A force de mensonges répétés, de recours abusifs aux mythes, d'utilisation constante de la violence, tout est devenu suspect en ex-Yougoslavie: chaque concept, chaque rappel historique, chaque description géographique peut servir à véhiculer l'une ou l'autre des idéologies meurtrières qui ont fleuri ces dix dernières années dans les Balkans, réduisant la région en cendres et les esprits en miettes.

Dans ce paysage ravagé par les guerres et saturé de connotations nationalistes, les deux livres publiés coup sur coup par les éditions «l'Esprit des péninsules» pourront servir de précieux guides. Non que ces ouvrages prétendent davantage que d'autres à une improbable objectivité, mais plutôt parce qu'en affichant clairement la couleur (celle d'une critique implacable mais non dénuée d'humour désabusé), les auteurs donnent autant matière à réflexion qu'à consolation.

Le premier de ces livres est bien antérieur à la guerre du Kosovo, puisque Ivan Djuric en avait rédigé l'essentiel avant d'être contraint de quitter la Yougoslavie en 1991. Cet historien et homme politique venait alors de s'opposer à Slobodan Milosevic aux élections présidentielles. Jusqu'à sa mort, fin 1997, Ivan Djuric restera l'une des personnalités d'opposition les plus respectées.
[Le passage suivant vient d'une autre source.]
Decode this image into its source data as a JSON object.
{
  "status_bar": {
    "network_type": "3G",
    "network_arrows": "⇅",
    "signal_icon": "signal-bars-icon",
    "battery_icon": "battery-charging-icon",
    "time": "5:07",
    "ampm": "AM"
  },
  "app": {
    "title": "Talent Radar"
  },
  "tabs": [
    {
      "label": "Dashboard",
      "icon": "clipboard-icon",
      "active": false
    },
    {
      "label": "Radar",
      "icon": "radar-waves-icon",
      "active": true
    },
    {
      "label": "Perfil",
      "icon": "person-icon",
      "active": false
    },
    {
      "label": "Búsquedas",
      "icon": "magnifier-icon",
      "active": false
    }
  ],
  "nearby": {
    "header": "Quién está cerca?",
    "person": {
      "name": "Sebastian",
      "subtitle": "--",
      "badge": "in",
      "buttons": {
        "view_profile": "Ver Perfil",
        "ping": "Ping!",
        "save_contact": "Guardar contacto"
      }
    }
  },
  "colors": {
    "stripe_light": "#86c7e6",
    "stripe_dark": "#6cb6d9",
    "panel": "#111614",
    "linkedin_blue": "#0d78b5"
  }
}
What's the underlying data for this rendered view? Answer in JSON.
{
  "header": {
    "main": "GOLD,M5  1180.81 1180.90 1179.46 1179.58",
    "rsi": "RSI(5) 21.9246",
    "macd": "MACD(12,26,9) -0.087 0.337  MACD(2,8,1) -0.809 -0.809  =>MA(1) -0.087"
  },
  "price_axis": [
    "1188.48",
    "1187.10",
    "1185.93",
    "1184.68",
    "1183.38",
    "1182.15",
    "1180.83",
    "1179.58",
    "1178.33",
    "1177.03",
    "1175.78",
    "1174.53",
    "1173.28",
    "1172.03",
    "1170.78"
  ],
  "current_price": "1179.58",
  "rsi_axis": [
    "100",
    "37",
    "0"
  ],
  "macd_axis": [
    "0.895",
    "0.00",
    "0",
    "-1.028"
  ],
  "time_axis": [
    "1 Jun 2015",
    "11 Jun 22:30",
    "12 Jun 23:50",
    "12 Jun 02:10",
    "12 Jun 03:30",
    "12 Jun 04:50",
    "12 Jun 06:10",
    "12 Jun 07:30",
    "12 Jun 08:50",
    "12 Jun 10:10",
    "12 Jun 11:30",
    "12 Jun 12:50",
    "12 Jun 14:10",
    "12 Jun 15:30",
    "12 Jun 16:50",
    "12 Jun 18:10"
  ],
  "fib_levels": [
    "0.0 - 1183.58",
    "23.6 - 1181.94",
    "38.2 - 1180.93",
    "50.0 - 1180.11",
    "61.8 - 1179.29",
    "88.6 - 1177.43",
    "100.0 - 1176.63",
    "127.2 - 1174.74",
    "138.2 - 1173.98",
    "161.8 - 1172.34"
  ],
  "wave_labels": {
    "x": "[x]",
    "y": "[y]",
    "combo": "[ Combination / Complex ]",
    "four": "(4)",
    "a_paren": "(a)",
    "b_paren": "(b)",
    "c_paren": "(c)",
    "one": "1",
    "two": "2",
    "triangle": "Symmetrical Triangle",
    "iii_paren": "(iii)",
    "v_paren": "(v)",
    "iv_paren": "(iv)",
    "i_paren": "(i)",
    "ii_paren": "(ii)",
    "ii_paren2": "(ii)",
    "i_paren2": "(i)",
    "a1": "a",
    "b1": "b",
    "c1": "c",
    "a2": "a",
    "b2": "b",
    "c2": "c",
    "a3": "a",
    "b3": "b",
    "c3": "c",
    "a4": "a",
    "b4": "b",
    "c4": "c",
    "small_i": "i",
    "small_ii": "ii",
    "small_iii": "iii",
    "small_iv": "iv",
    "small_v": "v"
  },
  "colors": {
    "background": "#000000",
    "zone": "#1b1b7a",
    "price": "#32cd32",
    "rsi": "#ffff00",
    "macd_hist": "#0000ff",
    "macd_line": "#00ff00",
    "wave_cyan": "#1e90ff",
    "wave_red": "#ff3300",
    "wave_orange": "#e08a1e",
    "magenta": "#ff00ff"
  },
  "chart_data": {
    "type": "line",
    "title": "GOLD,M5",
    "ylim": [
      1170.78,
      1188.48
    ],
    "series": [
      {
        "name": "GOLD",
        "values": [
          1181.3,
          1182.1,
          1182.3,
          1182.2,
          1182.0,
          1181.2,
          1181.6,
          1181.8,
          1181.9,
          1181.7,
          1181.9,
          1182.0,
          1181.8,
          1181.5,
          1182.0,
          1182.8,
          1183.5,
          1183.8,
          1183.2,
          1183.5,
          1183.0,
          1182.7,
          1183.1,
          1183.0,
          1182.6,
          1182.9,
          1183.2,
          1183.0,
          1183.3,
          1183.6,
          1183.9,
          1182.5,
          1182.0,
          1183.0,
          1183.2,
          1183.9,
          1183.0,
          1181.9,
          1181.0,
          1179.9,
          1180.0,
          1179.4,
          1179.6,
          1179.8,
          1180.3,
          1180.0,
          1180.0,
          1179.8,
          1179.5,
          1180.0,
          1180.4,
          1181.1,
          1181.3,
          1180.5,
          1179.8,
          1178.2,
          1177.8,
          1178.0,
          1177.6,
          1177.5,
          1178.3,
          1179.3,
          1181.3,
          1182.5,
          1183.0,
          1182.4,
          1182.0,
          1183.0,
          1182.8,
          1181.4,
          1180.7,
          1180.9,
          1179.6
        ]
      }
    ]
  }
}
Tout empreint de finesse et de nuances, son Glossaire de l'espace yougoslave en est l'explication posthume. Le Kosovo? Dans cette province, «les socialistes serbes ont perdu, écrivait-il en 1992. Et avec eux, les Serbes. Peut-être en serait-il allé autrement dans une Serbie démocratique?» Des propos prémonitoires, que complètent d'autres, rédigés quelques années plus tard: «Même ceux qui voudraient se présenter comme une alternative démocratique au régime actuel de Belgrade se taisent sur le Kosovo, alors qu'il s'agit d'une question qui devrait constituer une des priorités politiques fondamentales de leur programme.» L'auteur n'est pas plus tendre avec les Albanais du Kosovo et leurs leaders, c'est-à-dire à l'époque exclusivement Ibrahim Rugova et ses amis. L'absence de participation à la vie politique de Serbie et leur boycott systématique des élections n'a eu qu'un bénéficiaire, selon lui: Slobodan Milosevic qui empochait ainsi sans coup férir 20% des suffrages.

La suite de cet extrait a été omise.